Ghostrunner is back in this sequel to the rogue-lite runner where being quick is your superpower. Or at least that’s how I feel the superpower is. Because in this game, just like in the first Ghostrunner, you have to move quickly enough that you don’t get hit by any enemy or obstacles. At the same time, you can also kill most of the enemies with one hit.
For anyone who has played the first game, you all will know what you are getting into. For those that don’t, well, you don’t really know what you are getting into. The unique thing about this game is that one mistake could cost your life because it only takes one shot to see that “Game Over” screen.
The start of the game takes you through a tutorial of the game. And not before long you will know how unforgiving this game can be as you taste your first defeat. Controls from the first game are retained so anyone who is a veteran from the first game will not find it hard to get used to the controls. On the other hand, just because you’re new to the game doesn’t mean it’s hard to master the controls. The game does need you to have very quick reflexes and being able to make split-second decisions as the game tries to throw everything at you and the kitchen sink.
Ghostrunner II is just like its predecessor in so many ways but with a few little improvements that make it stand out as a game on its own. I didn’t really play that much of the first Ghostrunner because of how demanding the game was in terms of skill and accuracy. There were also too many screen shakes for me to handle before I would puke all over my bedroom.
It seems that Ghostrunner II has learned a lot from its predecessor as the controls are much more slicker this time around. Buttons are more responsive, and reaction time is quicker than before. It made the game seem easy in that respect because timing is everything in this game. But at the same time, if you slow down and try to take in all the sights in this world, you will just end up as a stain on someone else’s blade.
Where the first Ghostrunner focused on the world-building, Ghostrunner II is focusing on new and improved ways to tackle each level of the game. The game now has a hub of sorts where you can relax in between levels to enhance your character. In the hub, there is a console you can interact with where you can buy mod chips to enhance your character.
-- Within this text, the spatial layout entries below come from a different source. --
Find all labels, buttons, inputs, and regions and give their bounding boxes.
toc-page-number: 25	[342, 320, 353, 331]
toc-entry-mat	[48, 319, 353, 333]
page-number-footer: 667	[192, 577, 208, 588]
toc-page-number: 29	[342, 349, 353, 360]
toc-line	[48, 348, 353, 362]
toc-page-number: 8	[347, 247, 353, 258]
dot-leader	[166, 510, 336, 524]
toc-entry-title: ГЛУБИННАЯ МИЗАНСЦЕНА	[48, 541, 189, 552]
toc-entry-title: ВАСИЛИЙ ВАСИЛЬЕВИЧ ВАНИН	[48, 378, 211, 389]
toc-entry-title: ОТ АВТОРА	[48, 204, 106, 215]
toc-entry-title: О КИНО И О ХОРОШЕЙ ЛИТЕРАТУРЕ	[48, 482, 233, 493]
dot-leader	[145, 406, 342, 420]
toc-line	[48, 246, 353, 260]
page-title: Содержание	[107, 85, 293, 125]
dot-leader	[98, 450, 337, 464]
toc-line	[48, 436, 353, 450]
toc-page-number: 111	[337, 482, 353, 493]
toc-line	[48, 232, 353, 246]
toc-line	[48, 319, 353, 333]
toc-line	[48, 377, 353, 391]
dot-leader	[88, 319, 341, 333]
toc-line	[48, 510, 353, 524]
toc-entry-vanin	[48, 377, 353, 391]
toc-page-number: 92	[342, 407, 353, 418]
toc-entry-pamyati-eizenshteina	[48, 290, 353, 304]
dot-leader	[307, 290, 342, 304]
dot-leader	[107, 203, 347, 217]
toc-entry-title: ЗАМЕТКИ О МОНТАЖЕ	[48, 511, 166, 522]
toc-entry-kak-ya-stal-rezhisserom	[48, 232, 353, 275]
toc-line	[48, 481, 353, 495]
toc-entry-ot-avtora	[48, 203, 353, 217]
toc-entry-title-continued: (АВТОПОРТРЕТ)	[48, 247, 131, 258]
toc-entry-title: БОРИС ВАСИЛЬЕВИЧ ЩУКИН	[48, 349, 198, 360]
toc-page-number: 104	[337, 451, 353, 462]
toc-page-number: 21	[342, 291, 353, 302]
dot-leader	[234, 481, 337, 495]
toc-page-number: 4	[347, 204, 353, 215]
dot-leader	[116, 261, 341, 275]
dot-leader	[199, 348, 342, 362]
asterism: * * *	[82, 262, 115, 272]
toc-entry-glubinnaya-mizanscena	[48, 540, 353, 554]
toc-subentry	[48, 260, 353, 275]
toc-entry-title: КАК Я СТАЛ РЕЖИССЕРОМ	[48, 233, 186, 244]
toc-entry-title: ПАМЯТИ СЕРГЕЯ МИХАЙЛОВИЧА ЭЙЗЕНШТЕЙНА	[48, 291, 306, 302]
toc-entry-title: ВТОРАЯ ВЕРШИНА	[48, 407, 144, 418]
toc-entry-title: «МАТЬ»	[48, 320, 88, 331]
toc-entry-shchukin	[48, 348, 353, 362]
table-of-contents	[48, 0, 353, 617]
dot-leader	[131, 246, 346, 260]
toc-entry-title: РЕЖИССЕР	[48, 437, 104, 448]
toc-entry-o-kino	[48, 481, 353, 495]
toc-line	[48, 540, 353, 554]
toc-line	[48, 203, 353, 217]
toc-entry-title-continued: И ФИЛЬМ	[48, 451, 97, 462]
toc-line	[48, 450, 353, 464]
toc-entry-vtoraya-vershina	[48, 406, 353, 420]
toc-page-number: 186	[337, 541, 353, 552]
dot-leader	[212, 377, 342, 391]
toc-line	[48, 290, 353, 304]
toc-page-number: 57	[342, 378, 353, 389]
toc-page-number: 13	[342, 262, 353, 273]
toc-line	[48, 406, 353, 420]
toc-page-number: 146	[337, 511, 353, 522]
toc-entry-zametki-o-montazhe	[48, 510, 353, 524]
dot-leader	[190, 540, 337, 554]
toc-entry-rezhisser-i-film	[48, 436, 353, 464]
You can then use these chips and install them into your motherboard slots. You start off with a single slot but you can increase the number of slots by finding memory shards. Memory shards will be hidden throughout the game levels for you to find. The more shards you find, the more memory slots you can use on your motherboards.
The currency in this game is based on how quickly or how impressive you can kill enemies. There is also a multiplier that increases the amount of points that you can get. These points that you get are the ones you can use on the console to purchase the mod chips. I really like how your character can be enhanced now with different kinds of abilities and skills. It makes the game more complex in terms of being able to decide on which mods to bring in each level.
This game also has bosses, and it is interesting because the bosses will have their health bars, but you will still get killed in one shot during boss fights. You might think this is a bit unfair but because of how fast-paced this game is, being able to think on your feet can actually put the odds in your favor. The bosses, like in any other games, will still have patterns, and being able to read those patterns and knowing when to strike can really help you along the way. The boss fights will also have checkpoints where if you are able to damage the boss for a certain amount, the game will create a checkpoint that will reset you at that boss’ health bar should you be defeated during the fight. Any gamer who is up for a challenging and interesting boss fight will definitely want to check this game out.
The level designs are really good and challenging. There are areas where you are given the freedom to choose how to tackle it best. Whether you swing head on to your enemies to the right, or go straight to the center of the arena and kill the more threatening enemy there. The strategies are endless when it comes to these areas.
The audio and music for this game are also great. I really love how when you are slicing through enemies you get accompanied by electric cyberpunk-ish music setting the mood and making you feel the adrenaline rush. The graphics are better than ever and have improved over the previous game. The detail in the environment is really great, and everything pops out with the neon lights and colors. The character models do not seem to reflect this, though, as they seem to be rougher around the edges.
Overall, Ghostrunner II is a fun sequel that enhances the experience of a game that was already fun. However, removing all of this and stripping it down to the core mechanics of the game leaves you with a copy of the exact same game as before. Sure, there may have been a few additions and enhancements to the game, but whether this would be enough to compel you to buy the game is another story if you are after the game’s story though there is no doubt that you would want to buy and play this game. But if you were expecting something more out of it, then maybe you are better off playing another game.
When the issues of a game are rolled and stomped by its greatness, then it’s something to invest in if you have some spare.